The assignment and covenant not to execute serves the insured's interest in avoiding personal liability for the underlying claim and being relieved of the necessity of involvement in a second round of litigation. Nevertheless, an action against the insurer of the contract and bad faith claims survives, to be brought by the plaintiff as assignee or judgment creditor. Moreover, the insured may join that action to recover damages which are not assignable.

Improving Communication

Since the authors are mediators as well as lawyers, this discussion would be incomplete if before concluding, it failed to offer some observations under the general heading of communication -- or, to be more precise, improving communication.

It is a truism that effective communication is an important element of any process whose objective is progress toward a satisfactory resolution of the case. What is important to emphasize is that there are different approaches to communication and that the very existence of those differences signifies a range of choices which in turn increase or diminish the prospects for a satisfactory resolution.

Naturally enough, in the context of litigation, most prevalent is what may be called an advocacy approach to communication. Advocacy animates the myriad tasks and skills of the lawyer's art: to take, articulate and defend a position; to support a client's claim or assert a client's defense; and countless other actions taken on behalf of the client. In its most positive light, the purpose of such communication is to influence and persuade.

By education, experience, and temperament, most trial attorneys rely principally on this method of communicating. Indeed, within the framework of our system of adjudication, the inherent nature of the profession of trial advocacy demands it.

The progressive negotiation structure outlined here respects the advocacy approach to communication and recognizes its essential importance in the adjudicatory process. Yet it is also true that advocacy alone is rarely sufficient to bring the parties to a negotiated resolution.
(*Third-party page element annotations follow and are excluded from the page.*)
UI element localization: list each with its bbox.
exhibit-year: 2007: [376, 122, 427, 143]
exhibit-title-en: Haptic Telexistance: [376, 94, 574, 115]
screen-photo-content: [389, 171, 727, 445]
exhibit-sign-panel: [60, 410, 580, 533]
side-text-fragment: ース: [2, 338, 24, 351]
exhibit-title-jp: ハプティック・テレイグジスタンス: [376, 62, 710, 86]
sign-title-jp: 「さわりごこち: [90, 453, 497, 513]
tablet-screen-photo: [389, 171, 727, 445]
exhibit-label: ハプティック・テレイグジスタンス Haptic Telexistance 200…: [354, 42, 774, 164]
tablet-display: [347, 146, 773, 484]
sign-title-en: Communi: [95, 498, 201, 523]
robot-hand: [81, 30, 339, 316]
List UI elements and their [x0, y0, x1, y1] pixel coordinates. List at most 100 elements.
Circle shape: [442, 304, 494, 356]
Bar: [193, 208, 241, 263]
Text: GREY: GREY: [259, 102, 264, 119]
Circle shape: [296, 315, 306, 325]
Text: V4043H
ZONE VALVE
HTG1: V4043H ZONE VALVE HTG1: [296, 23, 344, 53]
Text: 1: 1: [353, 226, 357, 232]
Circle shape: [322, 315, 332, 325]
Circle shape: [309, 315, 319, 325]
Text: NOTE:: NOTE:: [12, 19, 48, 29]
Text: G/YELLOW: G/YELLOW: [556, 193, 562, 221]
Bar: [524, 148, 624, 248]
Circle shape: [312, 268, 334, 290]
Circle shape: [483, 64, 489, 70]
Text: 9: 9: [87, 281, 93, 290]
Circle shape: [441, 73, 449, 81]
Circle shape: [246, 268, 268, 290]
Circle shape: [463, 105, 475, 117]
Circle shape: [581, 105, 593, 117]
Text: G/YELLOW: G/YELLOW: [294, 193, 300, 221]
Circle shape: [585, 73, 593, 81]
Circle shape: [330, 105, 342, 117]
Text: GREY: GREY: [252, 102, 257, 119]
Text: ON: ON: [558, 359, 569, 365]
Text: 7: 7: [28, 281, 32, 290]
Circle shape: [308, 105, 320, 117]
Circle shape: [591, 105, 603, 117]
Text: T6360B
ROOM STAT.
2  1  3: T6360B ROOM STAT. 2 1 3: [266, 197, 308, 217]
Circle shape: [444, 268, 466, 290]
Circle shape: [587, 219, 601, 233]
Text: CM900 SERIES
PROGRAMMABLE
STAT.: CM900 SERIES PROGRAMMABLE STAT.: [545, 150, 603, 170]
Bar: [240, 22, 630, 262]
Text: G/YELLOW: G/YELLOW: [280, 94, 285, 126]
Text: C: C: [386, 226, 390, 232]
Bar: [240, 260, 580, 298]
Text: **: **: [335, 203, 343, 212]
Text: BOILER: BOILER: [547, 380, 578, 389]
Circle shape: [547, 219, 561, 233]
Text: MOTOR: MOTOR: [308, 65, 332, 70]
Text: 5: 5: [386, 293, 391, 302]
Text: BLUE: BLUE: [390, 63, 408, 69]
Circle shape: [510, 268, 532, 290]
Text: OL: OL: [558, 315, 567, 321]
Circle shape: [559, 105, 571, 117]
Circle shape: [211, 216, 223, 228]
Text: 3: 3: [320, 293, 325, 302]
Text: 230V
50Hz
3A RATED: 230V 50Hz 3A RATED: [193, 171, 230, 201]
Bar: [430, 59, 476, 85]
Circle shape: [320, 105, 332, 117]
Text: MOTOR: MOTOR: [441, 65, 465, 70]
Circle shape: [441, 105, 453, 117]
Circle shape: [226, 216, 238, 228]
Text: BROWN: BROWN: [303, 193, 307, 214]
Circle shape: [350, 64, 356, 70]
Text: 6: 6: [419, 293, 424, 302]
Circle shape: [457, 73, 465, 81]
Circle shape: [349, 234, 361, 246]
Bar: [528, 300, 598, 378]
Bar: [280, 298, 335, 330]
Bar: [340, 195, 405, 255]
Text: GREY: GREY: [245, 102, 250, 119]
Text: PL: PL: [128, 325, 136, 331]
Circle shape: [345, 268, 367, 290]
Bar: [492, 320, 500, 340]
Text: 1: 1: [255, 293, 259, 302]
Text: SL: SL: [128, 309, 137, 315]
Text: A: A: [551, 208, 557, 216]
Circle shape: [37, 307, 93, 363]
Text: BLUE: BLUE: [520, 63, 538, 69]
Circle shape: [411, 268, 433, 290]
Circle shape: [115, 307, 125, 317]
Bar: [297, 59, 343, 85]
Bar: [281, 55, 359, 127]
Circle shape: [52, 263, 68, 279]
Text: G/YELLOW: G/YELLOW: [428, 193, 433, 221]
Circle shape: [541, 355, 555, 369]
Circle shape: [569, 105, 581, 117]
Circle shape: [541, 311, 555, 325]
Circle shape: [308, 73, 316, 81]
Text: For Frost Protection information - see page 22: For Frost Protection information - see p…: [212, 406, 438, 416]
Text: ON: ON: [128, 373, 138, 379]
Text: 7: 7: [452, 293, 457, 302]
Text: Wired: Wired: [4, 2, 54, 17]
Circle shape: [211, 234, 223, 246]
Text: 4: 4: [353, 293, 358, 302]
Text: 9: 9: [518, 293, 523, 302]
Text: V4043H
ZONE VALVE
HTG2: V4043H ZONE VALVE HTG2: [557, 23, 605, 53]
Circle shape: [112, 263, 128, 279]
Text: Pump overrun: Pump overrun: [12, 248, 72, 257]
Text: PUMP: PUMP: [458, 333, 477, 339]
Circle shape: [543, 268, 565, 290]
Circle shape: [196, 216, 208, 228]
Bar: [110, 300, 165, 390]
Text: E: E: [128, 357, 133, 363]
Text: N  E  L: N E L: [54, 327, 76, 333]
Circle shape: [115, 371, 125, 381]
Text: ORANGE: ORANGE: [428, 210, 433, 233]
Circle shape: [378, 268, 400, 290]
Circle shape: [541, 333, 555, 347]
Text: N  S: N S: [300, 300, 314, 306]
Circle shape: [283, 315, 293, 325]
In addition, the talents and contributions of the lawyer as adviser and counselor are required. These include communication skills beyond those encompassed in advocacy.

From this perspective, the preferred approach to communication is a composite of conversation, dialogue and deliberation, which by encouraging responsibility and participation seeks the common ground on which agreement can rest. Further elaboration is beyond the scope of this discussion, but two articles of faith which underlie this approach can be stated. When people can be brought together in such a way that they are really communicating, newly perceived options can arise out of that dialogue. Second, when a certain quality of connection is established between people joined in a negotiation, the quality of the conflict itself will change.

Conclusion

This discussion of the progressive negotiation strategy is hardly exhaustive. Drawing on the authors' experience in Cumis cases, it seeks to describe an approach compatible with the some of the particular challenges which they represent. The aim here is to make an informed beginning toward a more comprehensive framework defining the structures and processes through which settlement negotiations may bear fruit. Although the discussion has been limited to Cumis cases, the approach suggested here has relevance in other contexts where similar --or greater-- complications exist.